Ich als Oberschwuler hab natürlich die Oberahnung, was Jugendliche „im Suff ihren pubertierenden Kumpels“ gestehen. Ich selber habe mal beim Christopher Street Day im Suff einer Schwuchtel gestanden, dass ich hetero bin. Ich glaube, er hat mich in dieser gebückten Haltung nicht richtig verstanden und rief nur „Mann, stoß weiter!“ Und dass die oben genannten Zahlen von nicht nachprüfbaren Umfragen von Schwulenorganisationen stammen und wie es mit der expliziten Fragestellung (alter Demoskopietrick) stand, weil bei denen schon das Duschen in der Gemeinschaftsdusche als „gleichgeschlechtliche Erfahrung“ gilt, behalte ich lieber für mich. Aber egal:

„Das Bekenntnis `Hetero´ spiegelt nicht die eigene sexuelle Identität wider.
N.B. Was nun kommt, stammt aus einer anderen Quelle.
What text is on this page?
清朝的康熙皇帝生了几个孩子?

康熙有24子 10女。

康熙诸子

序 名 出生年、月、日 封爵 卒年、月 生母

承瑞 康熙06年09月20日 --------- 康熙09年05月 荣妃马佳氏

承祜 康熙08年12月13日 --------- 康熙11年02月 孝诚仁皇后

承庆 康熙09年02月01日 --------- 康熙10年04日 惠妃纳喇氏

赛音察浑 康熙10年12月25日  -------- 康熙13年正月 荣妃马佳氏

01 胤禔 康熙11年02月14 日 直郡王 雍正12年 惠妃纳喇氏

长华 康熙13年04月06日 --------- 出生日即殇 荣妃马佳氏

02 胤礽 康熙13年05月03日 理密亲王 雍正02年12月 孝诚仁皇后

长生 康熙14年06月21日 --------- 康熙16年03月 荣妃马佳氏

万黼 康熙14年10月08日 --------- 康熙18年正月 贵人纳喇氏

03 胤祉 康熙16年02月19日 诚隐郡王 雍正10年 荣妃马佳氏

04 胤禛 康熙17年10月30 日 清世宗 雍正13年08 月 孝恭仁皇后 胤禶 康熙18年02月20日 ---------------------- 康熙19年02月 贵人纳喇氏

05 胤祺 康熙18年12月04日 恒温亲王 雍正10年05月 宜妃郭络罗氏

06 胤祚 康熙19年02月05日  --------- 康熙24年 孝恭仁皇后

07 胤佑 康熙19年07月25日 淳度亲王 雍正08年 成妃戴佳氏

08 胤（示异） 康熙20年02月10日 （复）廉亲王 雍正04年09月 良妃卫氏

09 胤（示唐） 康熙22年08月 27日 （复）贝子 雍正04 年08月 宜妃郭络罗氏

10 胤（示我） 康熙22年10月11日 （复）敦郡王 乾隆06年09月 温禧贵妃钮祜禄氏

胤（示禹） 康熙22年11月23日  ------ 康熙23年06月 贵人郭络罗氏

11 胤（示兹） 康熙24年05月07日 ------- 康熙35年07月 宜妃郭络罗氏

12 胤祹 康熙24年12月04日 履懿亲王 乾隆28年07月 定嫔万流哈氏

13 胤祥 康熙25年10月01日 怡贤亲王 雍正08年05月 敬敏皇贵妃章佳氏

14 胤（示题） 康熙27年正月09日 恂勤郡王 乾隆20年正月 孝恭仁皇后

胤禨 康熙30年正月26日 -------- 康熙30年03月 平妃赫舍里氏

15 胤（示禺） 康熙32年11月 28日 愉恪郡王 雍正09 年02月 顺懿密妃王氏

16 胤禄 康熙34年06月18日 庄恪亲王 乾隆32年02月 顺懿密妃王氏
Stattdessen generiert sich die eigene sexuelle Identität zum großen Teil aus einem gesellschaftlichen Zwang zum Bekenntnis. Heterosexualität bedeutet, sich selbst zu vergewissern, nicht `pervers´, `krank´, `anders´, oder einfach nur `so´ zu sein. Sie ist die Eintrittskarte in den Club der Normalen. Und diese kann einem mit nur einem falschen Kuss, einer zu innigen Umarmung, einer Nacht jederzeit abgenommen werden.“

Die „Eintrittskarte in den Club der Normalen“ kann zwar nur in islamischen Ländern abgenommen werden, indem man sich baumelnd an einem Baukran wiederfindet, aber was interessiert mich die Realität, denn ich habe ja nicht mehr alle Kugeln am Christbaum. Und was den „Zwang zum Bekenntnis“ anbetrifft, so ist es absolut wahr. Ich habe nämlich sehr lange auf Alpha Centauri gelebt, und da war es auch so:

„Noch bessere Rolemodel [Rollenbilder] findet der Hetero-Mann allerdings dort, wo die meisten schon an der Türschwelle in Identitätskonflikte gestürzt werden: im nächsten Gay-Club. Denn Homosexualität ist in der Praxis nicht nur das Gegenstück zu Heterosexualität, Es ist dessen Aufhebung. Kaum ein Homosexueller dürfte ein schlechtes Gewissen wegen eines hetero-erotischen Traums haben.

Kaum ein Schwuler dürfte auf die Idee kommen, sich vor seinen Eltern als `straight´ zu outen, weil er auf der letzten Party mit einer Frau rumgeschnutscht hat. Und kaum jemand, der `einfach mehr Lust auf Männer hat´ muss dies seinen `heterosexuellen´ Kumpels und sich selbst ständig versichern. Das soll nicht heißen, dass Mann schwul sein muss, um seiner Homophobie zu entkommen. Es reicht, sich von der Idee zu verabschieden, ein Hetero zu sein.“

Die Heteros sollten sich endlich mal „von der Idee verabschieden, ein Hetero zu sein.“ Vielleicht sollte Heiko Maas dafür einen eigenen Paragraphen kreieren, ich meine einen, der 98,3 Prozent der (Hetero-)Männer dazu verpflichtet, sich von uns Schwulen in den Arsch ficken zu lassen, zumindest blasen können sie uns einen. Was ich mit all dem Doof-Geschwätz in Wirklichkeit ausdrücken möchte, ist dies:

Das Foto, welches ihr beim Klicken auf meinen Namen seht, stammt aus meinen Jugendjahren. Inzwischen bin ich ein paar Jährchen älter. Doch wir Schwulen stehen nun mal auf junges Männerfrischfleisch, was naturgegeben nicht so auf Gegenliebe bei den jungen Schwulen stößt. Da wäre es doch super, wenn man die jungen Heteros vielleicht schon im Kindergarten durch irgendwelche Aufklärungstanten dazu überreden könnte, sich einzubilden, schwul zu sein. So könnte man sich später dann in einem riesigen Pool bedienen. Wie, die Fake-Schwulen stehen auch nur auf junge Löcher? Na das ist aber Scheiße! … Düdüdü, Babpabpab, Mhhmhhmhh …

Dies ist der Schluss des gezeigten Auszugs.